Başakşehir şampiyonluğa giderken: Yeni bir perde açılıyor

Medipol Başakşehir Kulübü, adım adım şampiyonluğa koşuyor. İBB adıyla başlayıp, Başakşehir ismi ile devam eden kulüp, himayecilik ve rantçılığın nasıl vücut bulabildiğini kanıtlayan en başat örnek olmayı sürdürüyor.

İsmail Sarp Aykurt

Uzun zamandır ertelemek durumunda kaldığı şampiyonluğa sadece 2 maç kadar uzak olan kulüp, bunca yıllık ve bitmek bilmeyen iktidar yatırımının sembolü olarak şampiyonluğu elde etmenin eşiğinde bekliyor. Başakşehir’in iktidar odağı bir takım haline gelmesinde son dönem yaşanan birçok gelişmenin etkisi olurken, takımın oynadığı futbolun sürekli bu siyasi gündemlerle gölgede kaldığı da açık. Burada şaşılacak bir şey yok, Başakşehir, iktidar ve futbol arasındaki ilişkide ve siyasetin futbola olan müdahalesinde en güncel ve başat örneklerden biri konumunda. 

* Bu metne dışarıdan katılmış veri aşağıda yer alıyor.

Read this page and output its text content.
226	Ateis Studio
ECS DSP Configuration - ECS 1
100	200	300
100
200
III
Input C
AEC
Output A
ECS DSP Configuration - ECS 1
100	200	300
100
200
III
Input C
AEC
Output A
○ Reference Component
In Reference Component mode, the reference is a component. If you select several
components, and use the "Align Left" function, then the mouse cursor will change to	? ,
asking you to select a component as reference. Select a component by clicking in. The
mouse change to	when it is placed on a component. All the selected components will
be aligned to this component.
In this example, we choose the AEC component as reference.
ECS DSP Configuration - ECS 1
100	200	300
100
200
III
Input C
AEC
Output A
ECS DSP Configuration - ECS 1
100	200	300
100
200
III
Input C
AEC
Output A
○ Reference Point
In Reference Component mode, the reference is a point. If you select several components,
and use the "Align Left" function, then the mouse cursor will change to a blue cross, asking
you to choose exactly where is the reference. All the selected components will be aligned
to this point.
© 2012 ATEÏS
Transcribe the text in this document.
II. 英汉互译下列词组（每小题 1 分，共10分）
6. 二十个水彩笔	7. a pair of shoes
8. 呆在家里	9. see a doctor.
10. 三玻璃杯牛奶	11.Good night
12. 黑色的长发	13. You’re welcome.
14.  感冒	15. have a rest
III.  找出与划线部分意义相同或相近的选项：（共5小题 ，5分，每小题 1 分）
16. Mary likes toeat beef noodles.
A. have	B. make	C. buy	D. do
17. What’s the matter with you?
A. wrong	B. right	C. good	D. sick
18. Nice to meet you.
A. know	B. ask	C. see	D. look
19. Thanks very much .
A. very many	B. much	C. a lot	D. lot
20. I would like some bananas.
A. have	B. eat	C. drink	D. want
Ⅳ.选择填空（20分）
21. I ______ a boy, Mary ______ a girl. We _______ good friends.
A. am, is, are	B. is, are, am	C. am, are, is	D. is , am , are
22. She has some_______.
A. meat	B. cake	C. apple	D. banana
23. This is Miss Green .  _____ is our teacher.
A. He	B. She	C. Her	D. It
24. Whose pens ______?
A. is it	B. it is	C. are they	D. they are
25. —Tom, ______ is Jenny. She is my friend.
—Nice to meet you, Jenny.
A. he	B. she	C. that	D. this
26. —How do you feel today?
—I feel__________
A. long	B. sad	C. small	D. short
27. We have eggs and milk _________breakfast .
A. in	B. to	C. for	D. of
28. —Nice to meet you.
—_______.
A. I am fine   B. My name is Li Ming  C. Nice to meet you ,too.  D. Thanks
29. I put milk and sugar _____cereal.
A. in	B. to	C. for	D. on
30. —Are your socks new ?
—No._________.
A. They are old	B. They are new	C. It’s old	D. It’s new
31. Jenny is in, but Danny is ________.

Zirveye uzanan yol: Kuruluş miti yaratmak

“Başakşehir şu anda çok başarılı gidiyor. Tabii onunla da övünüyorum çünkü kurduğum takım. Başakşehir’i belediye başkanlığı dönemimde kurduk ve oradan tırmandı, buralara kadar geldi”. Erdoğan’ın bu açıklamayı yapmasının üzerinden çok geçmedi. Ancak Başakşehir ‘tırmanışına’ rağmen şampiyon olamadı ve ‘şampiyon olamayan en önemli iktidar yatırımı takımı olma’ unvanını aldı. 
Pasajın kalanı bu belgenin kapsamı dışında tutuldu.